Juventus fined and president suspended over tickets for ultras

Italian club deny that tickets were given to supporters to avoid violence or racial abuse in the stands

Juventus president Andrea Agnelli has been  banned for a year and fined €20,000 over an alleged scheme of giving tickets to hardcore fans. Photograph:  Marco Bertorello/AFP/Getty Images
Juventus president Andrea Agnelli has been banned for a year and fined €20,000 over an alleged scheme of giving tickets to hardcore fans. Photograph: Marco Bertorello/AFP/Getty Images

Italy’s soccer federation (FIGC) has fined Juventus over an alleged scheme of giving tickets to hardcore fans to buy peace in the club’s terraces.

FIGC had fined the club €300,000 and given further fines and temporary bans to four of its executives including president Andrea Agnelli, it said in a statement on Monday.

Juventus said it would appeal against the ruling. It denied wrongdoing and said it had always worked with police to ensure public safety and order.

Investigators had been looking into whether the club gave tickets to ultras to avoid violence or racial abuse in the stands that might bring fines or docked points.

READ SOME MORE

Such a large number of tickets had been given out over such a long period of time that rules on contributing to fan clubs would have been violated, the FIGC court said, although there was insufficient proof that the recipients were touts or criminals.

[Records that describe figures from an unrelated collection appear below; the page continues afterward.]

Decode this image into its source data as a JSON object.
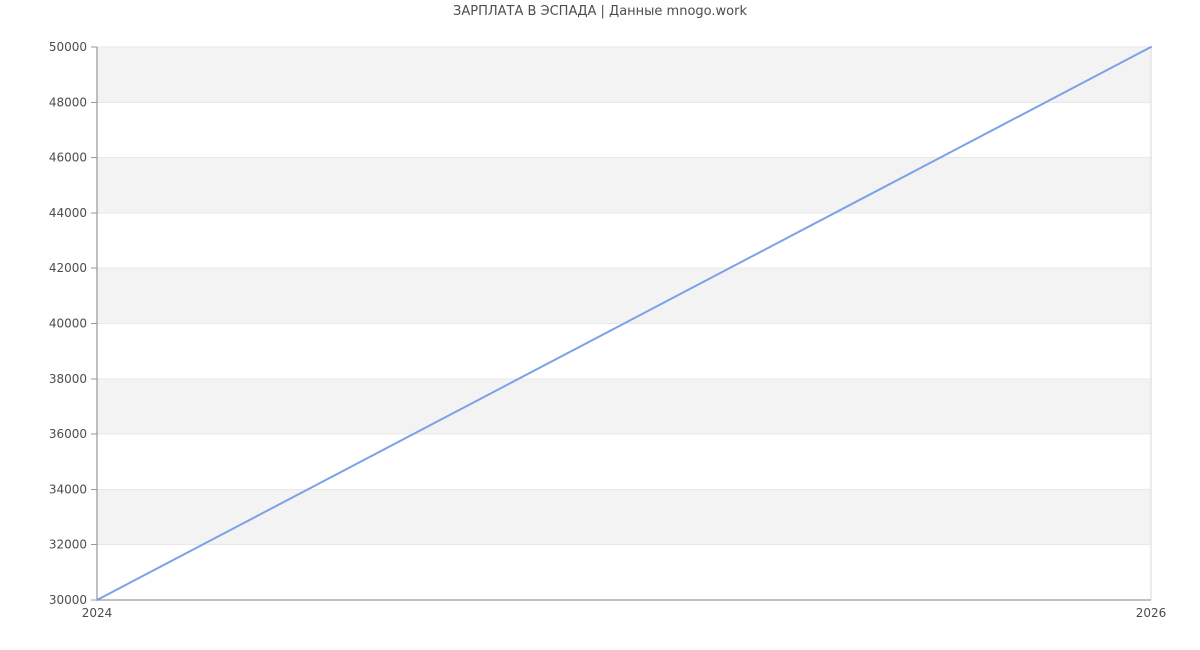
{
  "title": "ЗАРПЛАТА В ЭСПАДА | Данные mnogo.work",
  "chart_data": {
    "type": "line",
    "title": "ЗАРПЛАТА В ЭСПАДА | Данные mnogo.work",
    "x": [
      2024,
      2026
    ],
    "values": [
      30000,
      50000
    ],
    "xlabel": "",
    "ylabel": "",
    "xlim": [
      2024,
      2026
    ],
    "ylim": [
      30000,
      50000
    ],
    "xticks": [
      2024,
      2026
    ],
    "yticks": [
      30000,
      32000,
      34000,
      36000,
      38000,
      40000,
      42000,
      44000,
      46000,
      48000,
      50000
    ],
    "grid": true,
    "alternating_bands": true,
    "legend_position": "none",
    "markers": false,
    "style": {
      "line_color": "#7ba2e7",
      "band_color": "#f3f3f3",
      "grid_color": "#e8e8e8",
      "axis_color": "#808080",
      "tick_color": "#999999",
      "border_color": "#d9d9d9",
      "text_color": "#4d4d4d",
      "background": "#ffffff"
    }
  }
}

“It is no mystery that the entire management was committed to repairing relations with the ultras,” the ruling read.

Agnelli, a scion of the family that owns carmaker Fiat Chrysler, said in May he met the ultras to make sure they did not feel discriminated against, and to avoid “problems of public order”.

The FIGC’s court said Agnelli was not guilty of separate accusations that he knowingly met with a member of the powerful ‘Ndrangheta mafia group who was involved in the ticket scam.

When he met alleged mobster Rocco Dominello – who has denied any wrongdoing – Agnelli was "totally unaware" of any illegality, the court wrote in its ruling.

Agnelli, who is also the head of the European Club Association (ECA), is now suspended from his role at Juventus for a year and will have to pay a €20,000 penalty.

The three other officials have been given the same fine and banned from their posts for up to one year and three months.